First, compute the numerator $$3 \times |q| \times E$$:

$$ 3 \times (9.6 \times 10^{-19}) \times (2.55 \times 10^4) = 3 \times 9.6 \times 2.55 \times 10^{-19+4} = 3 \times 9.6 \times 2.55 \times 10^{-15} $$

$$ 3 \times 9.6 = 28.8 $$

$$ 28.8 \times 2.55 = 73.44 $$

So, numerator $$= 73.44 \times 10^{-15} = 7.344 \times 10^{-14}$$

Now, compute the denominator $$4 \pi \rho g$$:

$$ \rho g = (1.26 \times 10^3) \times 9.8 = 1.26 \times 9.8 \times 10^3 = 12.348 \times 10^3 = 1.2348 \times 10^4 $$

$$ 4 \pi = 4 \times 3.1416 = 12.5664 $$

$$ 4 \pi \rho g = 12.5664 \times (1.2348 \times 10^4) = 12.5664 \times 1.2348 \times 10^4 $$

$$ 12.5664 \times 1.2348 = 15.51695472 \quad \text{(approximately)} $$

So, denominator $$= 15.51695472 \times 10^4 = 1.551695472 \times 10^5$$

Now,

$$ r^3 = \frac{7.344 \times 10^{-14}}{1.551695472 \times 10^5} = \frac{7.344}{1.551695472} \times 10^{-14-5} = 4.732 \times 10^{-19} $$

Taking the cube root to find $$r$$:

$$ r = \sqrt[3]{4.732 \times 10^{-19}} = \sqrt[3]{4.732} \times 10^{-19/3} = \sqrt[3]{4.732} \times 10^{-6.3333} $$

$$ 10^{-6.3333} = 10^{-6} \times 10^{-1/3} \approx 10^{-6} \times 0.4642 $$

$$ \sqrt[3]{4.732} \approx 1.679 \quad \text{(since } 1.679^3 \approx 4.732) $$

So,

$$ r \approx 1.679 \times 0.4642 \times 10^{-6} = 0.7793 \times 10^{-6} = 7.793 \times 10^{-7} \text{ m} $$

Approximating to two significant figures, $$r \approx 7.8 \times 10^{-7}$$ m.

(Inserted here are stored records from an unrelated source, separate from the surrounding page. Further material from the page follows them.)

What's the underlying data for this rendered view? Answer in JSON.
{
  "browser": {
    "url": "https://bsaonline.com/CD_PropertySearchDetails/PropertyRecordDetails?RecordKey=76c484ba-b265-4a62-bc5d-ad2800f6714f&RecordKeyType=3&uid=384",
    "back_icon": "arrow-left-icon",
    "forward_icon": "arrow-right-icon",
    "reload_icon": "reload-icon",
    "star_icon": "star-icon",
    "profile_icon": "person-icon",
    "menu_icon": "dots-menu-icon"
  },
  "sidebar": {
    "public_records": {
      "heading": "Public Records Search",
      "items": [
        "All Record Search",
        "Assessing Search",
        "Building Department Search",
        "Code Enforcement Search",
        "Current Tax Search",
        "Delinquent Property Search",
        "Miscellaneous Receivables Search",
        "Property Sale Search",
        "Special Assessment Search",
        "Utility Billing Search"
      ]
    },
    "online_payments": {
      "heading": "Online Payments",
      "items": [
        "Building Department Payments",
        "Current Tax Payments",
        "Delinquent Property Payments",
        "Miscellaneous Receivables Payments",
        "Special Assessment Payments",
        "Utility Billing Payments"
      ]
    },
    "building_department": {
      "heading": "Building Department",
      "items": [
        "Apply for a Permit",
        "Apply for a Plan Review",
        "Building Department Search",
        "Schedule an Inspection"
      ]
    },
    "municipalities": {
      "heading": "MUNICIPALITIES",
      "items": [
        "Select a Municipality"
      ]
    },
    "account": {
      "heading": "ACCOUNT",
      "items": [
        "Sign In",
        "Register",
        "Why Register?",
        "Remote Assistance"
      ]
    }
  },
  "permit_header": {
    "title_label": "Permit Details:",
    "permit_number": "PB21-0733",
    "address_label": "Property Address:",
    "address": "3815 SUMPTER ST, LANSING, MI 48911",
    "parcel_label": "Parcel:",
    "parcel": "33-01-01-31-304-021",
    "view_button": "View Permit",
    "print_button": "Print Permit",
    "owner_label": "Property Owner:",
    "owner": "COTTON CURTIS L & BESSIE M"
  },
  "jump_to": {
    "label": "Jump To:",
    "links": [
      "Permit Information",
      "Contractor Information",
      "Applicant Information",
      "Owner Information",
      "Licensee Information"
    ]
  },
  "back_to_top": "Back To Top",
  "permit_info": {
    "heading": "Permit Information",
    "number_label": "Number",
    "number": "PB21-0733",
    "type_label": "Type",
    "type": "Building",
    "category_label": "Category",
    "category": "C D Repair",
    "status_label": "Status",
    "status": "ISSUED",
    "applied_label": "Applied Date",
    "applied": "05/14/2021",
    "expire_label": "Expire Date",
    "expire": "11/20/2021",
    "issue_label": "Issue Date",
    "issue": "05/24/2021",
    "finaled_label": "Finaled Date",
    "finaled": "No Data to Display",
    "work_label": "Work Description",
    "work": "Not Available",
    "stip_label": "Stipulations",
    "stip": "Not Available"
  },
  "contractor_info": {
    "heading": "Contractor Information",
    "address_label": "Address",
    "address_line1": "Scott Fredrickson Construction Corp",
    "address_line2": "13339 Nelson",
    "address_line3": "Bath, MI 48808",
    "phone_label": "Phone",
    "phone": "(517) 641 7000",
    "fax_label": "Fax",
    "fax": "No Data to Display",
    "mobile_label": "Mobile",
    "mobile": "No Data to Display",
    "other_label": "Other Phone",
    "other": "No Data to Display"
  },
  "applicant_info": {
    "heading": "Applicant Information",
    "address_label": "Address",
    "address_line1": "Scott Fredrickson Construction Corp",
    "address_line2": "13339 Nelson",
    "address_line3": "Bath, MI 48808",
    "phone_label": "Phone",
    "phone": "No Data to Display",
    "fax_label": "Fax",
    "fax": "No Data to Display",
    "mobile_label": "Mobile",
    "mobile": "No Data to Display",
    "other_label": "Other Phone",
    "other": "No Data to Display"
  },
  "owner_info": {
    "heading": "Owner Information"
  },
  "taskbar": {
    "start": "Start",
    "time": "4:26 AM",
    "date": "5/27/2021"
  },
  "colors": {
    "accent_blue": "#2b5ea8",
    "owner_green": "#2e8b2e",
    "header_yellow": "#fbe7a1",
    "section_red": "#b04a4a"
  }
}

Comparing with the options:

A. $$4.3 \times 10^{-7}$$ m

B. $$7.8 \times 10^{-7}$$ m

C. $$0.078 \times 10^{-7}$$ m (which is $$7.8 \times 10^{-9}$$ m)

D. $$3.4 \times 10^{-7}$$ m

The value $$7.8 \times 10^{-7}$$ m matches option B.

Hence, the correct answer is Option B.